After a nail-biting 20-minute descent, space agency JAXA said its Smart Lander for Investigating the Moon (SLIM) had touched down. And communication was established.
But without the solar cells functioning, JAXA official Hitoshi Kuninaka said the craft would only have power for “several hours”. The spacecraft is dubbed the “Moon Sniper” for its precision technology.
SLIM is one of several new lunar missions launched by governments and private firms, 50 years after the first human moon landing.
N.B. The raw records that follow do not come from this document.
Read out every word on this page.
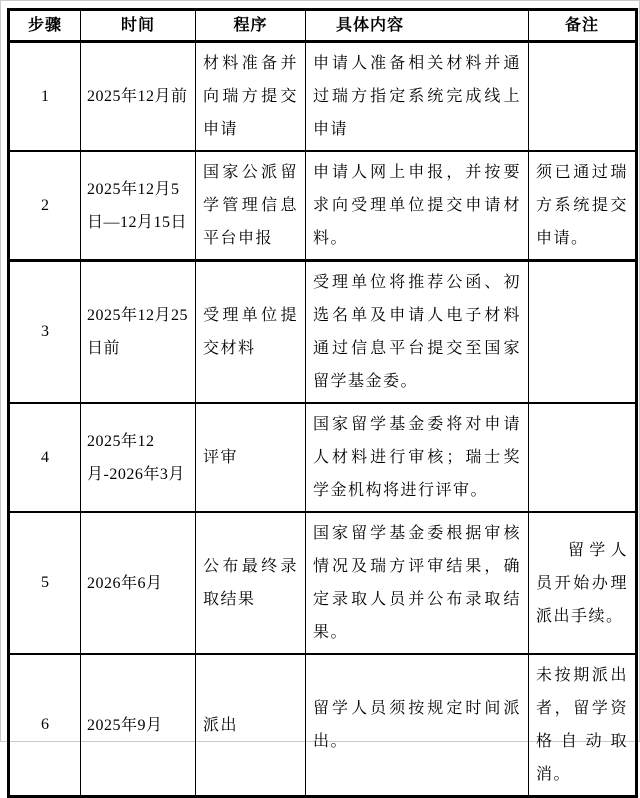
步骤	时间	程序	具体内容	备注
1	2025年12月前	材料准备并向瑞方提交申请	申请人准备相关材料并通过瑞方指定系统完成线上申请	
2	2025年12月5日—12月15日	国家公派留学管理信息平台申报	申请人网上申报，并按要求向受理单位提交申请材料。	须已通过瑞方系统提交申请。
3	2025年12月25日前	受理单位提交材料	受理单位将推荐公函、初选名单及申请人电子材料通过信息平台提交至国家留学基金委。	
4	2025年12月-2026年3月	评审	国家留学基金委将对申请人材料进行审核；瑞士奖学金机构将进行评审。	
5	2026年6月	公布最终录取结果	国家留学基金委根据审核情况及瑞方评审结果，确定录取人员并公布录取结果。	留学人员开始办理派出手续。
6	2025年9月	派出	留学人员须按规定时间派出。	未按期派出者，留学资格自动取消。
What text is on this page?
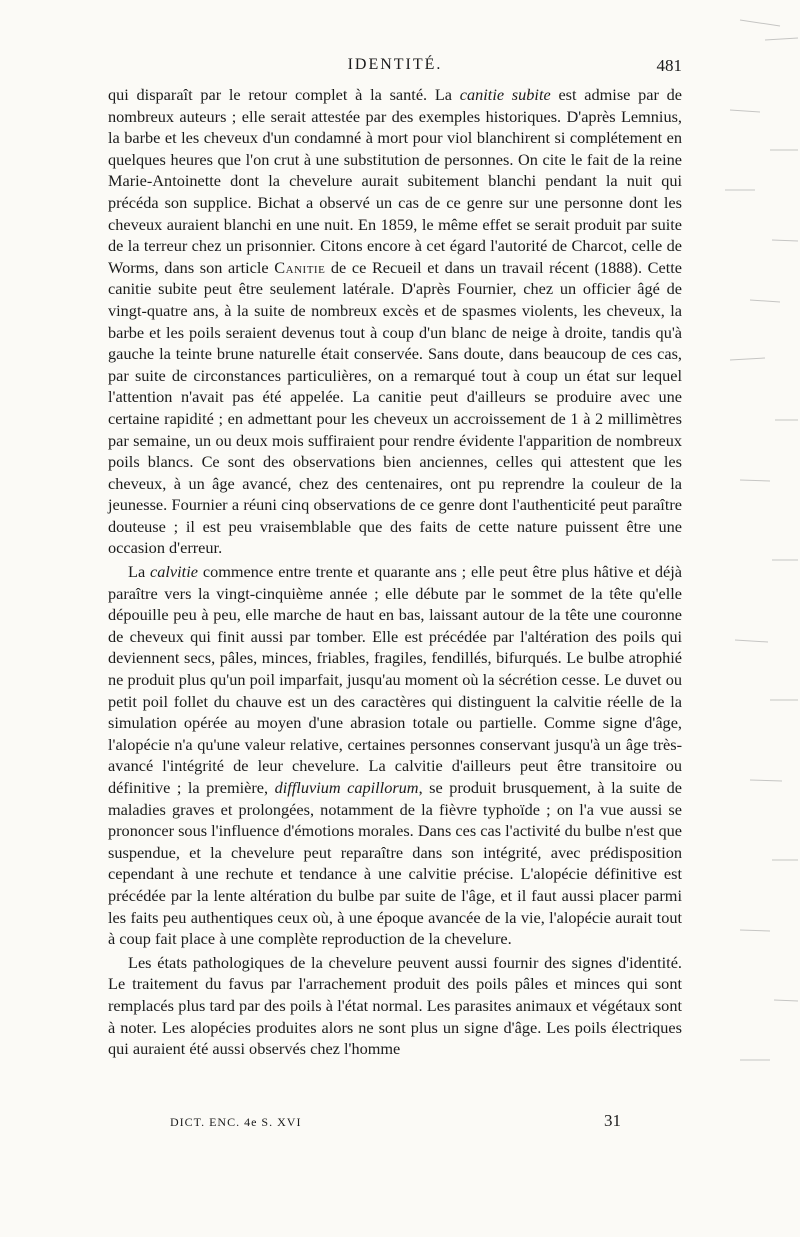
IDENTITÉ.	481

qui disparaît par le retour complet à la santé. La canitie subite est admise par de nombreux auteurs ; elle serait attestée par des exemples historiques. D'après Lemnius, la barbe et les cheveux d'un condamné à mort pour viol blanchirent si complétement en quelques heures que l'on crut à une substitution de personnes. On cite le fait de la reine Marie-Antoinette dont la chevelure aurait subitement blanchi pendant la nuit qui précéda son supplice. Bichat a observé un cas de ce genre sur une personne dont les cheveux auraient blanchi en une nuit. En 1859, le même effet se serait produit par suite de la terreur chez un prisonnier. Citons encore à cet égard l'autorité de Charcot, celle de Worms, dans son article Canitie de ce Recueil et dans un travail récent (1888). Cette canitie subite peut être seulement latérale. D'après Fournier, chez un officier âgé de vingt-quatre ans, à la suite de nombreux excès et de spasmes violents, les cheveux, la barbe et les poils seraient devenus tout à coup d'un blanc de neige à droite, tandis qu'à gauche la teinte brune naturelle était conservée. Sans doute, dans beaucoup de ces cas, par suite de circonstances particulières, on a remarqué tout à coup un état sur lequel l'attention n'avait pas été appelée. La canitie peut d'ailleurs se produire avec une certaine rapidité ; en admettant pour les cheveux un accroissement de 1 à 2 millimètres par semaine, un ou deux mois suffiraient pour rendre évidente l'apparition de nombreux poils blancs. Ce sont des observations bien anciennes, celles qui attestent que les cheveux, à un âge avancé, chez des centenaires, ont pu reprendre la couleur de la jeunesse. Fournier a réuni cinq observations de ce genre dont l'authenticité peut paraître douteuse ; il est peu vraisemblable que des faits de cette nature puissent être une occasion d'erreur.

La calvitie commence entre trente et quarante ans ; elle peut être plus hâtive et déjà paraître vers la vingt-cinquième année ; elle débute par le sommet de la tête qu'elle dépouille peu à peu, elle marche de haut en bas, laissant autour de la tête une couronne de cheveux qui finit aussi par tomber. Elle est précédée par l'altération des poils qui deviennent secs, pâles, minces, friables, fragiles, fendillés, bifurqués. Le bulbe atrophié ne produit plus qu'un poil imparfait, jusqu'au moment où la sécrétion cesse. Le duvet ou petit poil follet du chauve est un des caractères qui distinguent la calvitie réelle de la simulation opérée au moyen d'une abrasion totale ou partielle. Comme signe d'âge, l'alopécie n'a qu'une valeur relative, certaines personnes conservant jusqu'à un âge très-avancé l'intégrité de leur chevelure. La calvitie d'ailleurs peut être transitoire ou définitive ; la première, diffluvium capillorum, se produit brusquement, à la suite de maladies graves et prolongées, notamment de la fièvre typhoïde ; on l'a vue aussi se prononcer sous l'influence d'émotions morales. Dans ces cas l'activité du bulbe n'est que suspendue, et la chevelure peut reparaître dans son intégrité, avec prédisposition cependant à une rechute et tendance à une calvitie précise. L'alopécie définitive est précédée par la lente altération du bulbe par suite de l'âge, et il faut aussi placer parmi les faits peu authentiques ceux où, à une époque avancée de la vie, l'alopécie aurait tout à coup fait place à une complète reproduction de la chevelure.

Les états pathologiques de la chevelure peuvent aussi fournir des signes d'identité. Le traitement du favus par l'arrachement produit des poils pâles et minces qui sont remplacés plus tard par des poils à l'état normal. Les parasites animaux et végétaux sont à noter. Les alopécies produites alors ne sont plus un signe d'âge. Les poils électriques qui auraient été aussi observés chez l'homme

DICT. ENC. 4e S. XVI	31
Crash landings and communication failures are rife. But only four other countries have made it to the moon: the United States, the Soviet Union, China, and, most recently, India.
As mission control prioritized gathering data while they could, Kuninaka suggested that the batteries might work again once the angle of the sun changed.
“It’s possible that it is not facing in the originally planned direction,” he told an early-hours news conference.
“If the descent was not successful, it would have crashed at a very high speed. If that were the case, all functionality of the probe would be lost,” he said.
“But data is being sent to Earth.”
Prime Minister Fumio Kishida called the landing “very welcome news.”. But he said he was aware that more “detailed analysis” of the solar cells was needed.